Kilkadziesiąt tysięcy osób zebrało się w sobotę w Waszyngtonie w 50 lat po słynnym marszu czarnoskórych mieszkańców USA do stolicy w odpowiedzi na apel pastora Martina Luthera Kinga o pozbawioną przemocy walkę na rzecz ich pełnego równouprawnienia.
Skierowane do uczestników demonstracji 28 sierpnia 1963 roku słowa Kinga "I have a dream" ("Mam marzenie") stały się symbolem społecznych dążeń do całkowitej likwidacji segregacji rasowej. Ich autor, uhonorowany w rok później Pokojową Nagrodą Nobla, zginął od kuli rasistowskiego zamachowca Jamesa Earla Raya w Memphis 4 kwietnia 1968 roku. W chwili śmierci miał 39 lat.

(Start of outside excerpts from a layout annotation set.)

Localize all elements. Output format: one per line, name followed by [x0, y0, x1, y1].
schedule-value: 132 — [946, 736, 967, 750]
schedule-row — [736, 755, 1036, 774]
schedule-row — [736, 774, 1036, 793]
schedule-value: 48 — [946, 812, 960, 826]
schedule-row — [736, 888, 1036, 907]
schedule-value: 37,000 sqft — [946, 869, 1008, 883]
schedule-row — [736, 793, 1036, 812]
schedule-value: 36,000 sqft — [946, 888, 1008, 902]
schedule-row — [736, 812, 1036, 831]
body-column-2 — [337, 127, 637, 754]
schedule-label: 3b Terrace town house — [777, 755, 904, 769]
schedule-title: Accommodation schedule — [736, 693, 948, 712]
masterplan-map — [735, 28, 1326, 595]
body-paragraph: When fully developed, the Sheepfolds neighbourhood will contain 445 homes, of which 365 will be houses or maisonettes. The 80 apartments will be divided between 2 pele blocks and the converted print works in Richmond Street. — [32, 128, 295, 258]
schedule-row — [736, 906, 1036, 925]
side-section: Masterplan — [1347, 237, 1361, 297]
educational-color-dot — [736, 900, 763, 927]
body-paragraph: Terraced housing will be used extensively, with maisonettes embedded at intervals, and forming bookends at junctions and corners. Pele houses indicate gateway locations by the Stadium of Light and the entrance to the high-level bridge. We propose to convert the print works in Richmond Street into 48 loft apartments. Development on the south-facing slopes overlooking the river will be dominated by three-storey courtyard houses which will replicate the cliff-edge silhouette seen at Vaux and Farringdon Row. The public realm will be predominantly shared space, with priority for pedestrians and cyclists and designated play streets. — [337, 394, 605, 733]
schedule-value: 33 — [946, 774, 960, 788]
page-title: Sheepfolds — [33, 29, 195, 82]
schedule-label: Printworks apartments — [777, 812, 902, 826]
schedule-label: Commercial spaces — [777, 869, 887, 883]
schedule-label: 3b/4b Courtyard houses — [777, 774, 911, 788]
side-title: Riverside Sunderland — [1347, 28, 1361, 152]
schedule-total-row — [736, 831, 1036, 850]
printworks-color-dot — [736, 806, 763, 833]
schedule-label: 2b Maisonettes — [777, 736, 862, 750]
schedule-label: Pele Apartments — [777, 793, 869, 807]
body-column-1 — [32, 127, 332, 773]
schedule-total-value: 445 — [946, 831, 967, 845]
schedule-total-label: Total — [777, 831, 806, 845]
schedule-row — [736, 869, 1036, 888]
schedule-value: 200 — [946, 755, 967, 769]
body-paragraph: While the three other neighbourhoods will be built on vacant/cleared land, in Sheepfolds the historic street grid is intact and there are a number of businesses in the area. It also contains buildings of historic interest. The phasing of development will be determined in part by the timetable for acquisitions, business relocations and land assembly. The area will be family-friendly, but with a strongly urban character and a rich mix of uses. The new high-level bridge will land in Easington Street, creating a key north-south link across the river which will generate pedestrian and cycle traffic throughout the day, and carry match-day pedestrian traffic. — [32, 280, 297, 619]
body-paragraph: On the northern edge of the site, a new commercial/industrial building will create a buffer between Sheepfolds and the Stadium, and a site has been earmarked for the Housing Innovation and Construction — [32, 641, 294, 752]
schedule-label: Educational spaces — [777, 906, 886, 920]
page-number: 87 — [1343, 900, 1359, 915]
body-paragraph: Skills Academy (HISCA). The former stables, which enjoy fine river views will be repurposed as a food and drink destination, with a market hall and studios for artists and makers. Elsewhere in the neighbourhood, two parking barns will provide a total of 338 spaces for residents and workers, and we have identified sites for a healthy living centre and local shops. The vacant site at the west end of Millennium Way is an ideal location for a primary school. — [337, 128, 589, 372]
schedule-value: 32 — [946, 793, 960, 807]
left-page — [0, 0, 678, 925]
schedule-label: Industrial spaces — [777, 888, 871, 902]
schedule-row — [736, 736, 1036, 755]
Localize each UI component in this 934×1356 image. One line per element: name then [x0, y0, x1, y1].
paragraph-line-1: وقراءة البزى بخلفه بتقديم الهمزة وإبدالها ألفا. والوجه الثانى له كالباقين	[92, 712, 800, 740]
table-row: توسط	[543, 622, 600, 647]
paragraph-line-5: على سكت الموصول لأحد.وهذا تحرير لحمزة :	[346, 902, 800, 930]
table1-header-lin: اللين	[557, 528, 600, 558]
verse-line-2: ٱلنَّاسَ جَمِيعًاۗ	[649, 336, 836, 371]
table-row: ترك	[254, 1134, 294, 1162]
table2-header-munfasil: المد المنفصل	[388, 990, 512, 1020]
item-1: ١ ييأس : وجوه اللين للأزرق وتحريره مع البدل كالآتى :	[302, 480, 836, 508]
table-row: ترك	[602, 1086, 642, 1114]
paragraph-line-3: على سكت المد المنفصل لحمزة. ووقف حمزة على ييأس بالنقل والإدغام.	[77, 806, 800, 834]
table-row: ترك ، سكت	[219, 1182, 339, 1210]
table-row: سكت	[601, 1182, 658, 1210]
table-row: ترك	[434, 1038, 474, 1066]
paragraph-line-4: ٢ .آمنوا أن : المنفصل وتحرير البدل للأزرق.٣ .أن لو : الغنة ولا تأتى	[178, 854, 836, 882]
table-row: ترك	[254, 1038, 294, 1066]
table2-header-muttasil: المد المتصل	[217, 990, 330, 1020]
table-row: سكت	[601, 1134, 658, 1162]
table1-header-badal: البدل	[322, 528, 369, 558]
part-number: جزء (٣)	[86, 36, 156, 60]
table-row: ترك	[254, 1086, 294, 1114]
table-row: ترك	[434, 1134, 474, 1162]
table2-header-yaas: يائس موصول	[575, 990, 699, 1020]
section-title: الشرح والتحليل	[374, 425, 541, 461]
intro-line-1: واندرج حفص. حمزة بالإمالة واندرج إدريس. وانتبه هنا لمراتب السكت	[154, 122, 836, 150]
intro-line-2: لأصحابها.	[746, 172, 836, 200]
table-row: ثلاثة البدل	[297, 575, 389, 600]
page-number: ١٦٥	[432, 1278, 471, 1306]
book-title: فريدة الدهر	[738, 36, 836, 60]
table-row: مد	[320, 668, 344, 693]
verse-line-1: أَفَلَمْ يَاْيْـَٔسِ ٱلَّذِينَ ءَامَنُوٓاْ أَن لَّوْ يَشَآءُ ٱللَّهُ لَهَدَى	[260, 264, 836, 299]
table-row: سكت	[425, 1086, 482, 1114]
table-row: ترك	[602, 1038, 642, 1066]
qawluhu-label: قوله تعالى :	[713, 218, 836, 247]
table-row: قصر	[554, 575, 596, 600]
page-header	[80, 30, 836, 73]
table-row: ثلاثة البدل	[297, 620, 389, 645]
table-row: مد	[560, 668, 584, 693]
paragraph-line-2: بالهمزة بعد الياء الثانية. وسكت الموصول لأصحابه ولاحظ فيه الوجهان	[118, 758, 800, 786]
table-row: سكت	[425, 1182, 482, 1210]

Do udziału w sobotnim zgromadzeniu wezwały różne stowarzyszenia walki o swobody obywatelskie i równouprawnienie. Organizatorzy spodziewali się przybycia do 100 tys. osób; pół wieku wcześniej było ich 250 tysięcy.
Zwracając się do zebranych przed pomnikiem Lincolna znany bojownik o prawa Afroamerykanów Jesse Jackson nawiązał do historycznych słów Kinga okrzykiem "Miejcie marzenia nadal". Inny mówca, pierwszy czarnoskóry prokurator generalny USA Eric Holder zaznaczył, że duch marszu z 1963 roku domaga się obecnie równości dla gejów, Latynosów, kobiet i osób niepełnosprawnych.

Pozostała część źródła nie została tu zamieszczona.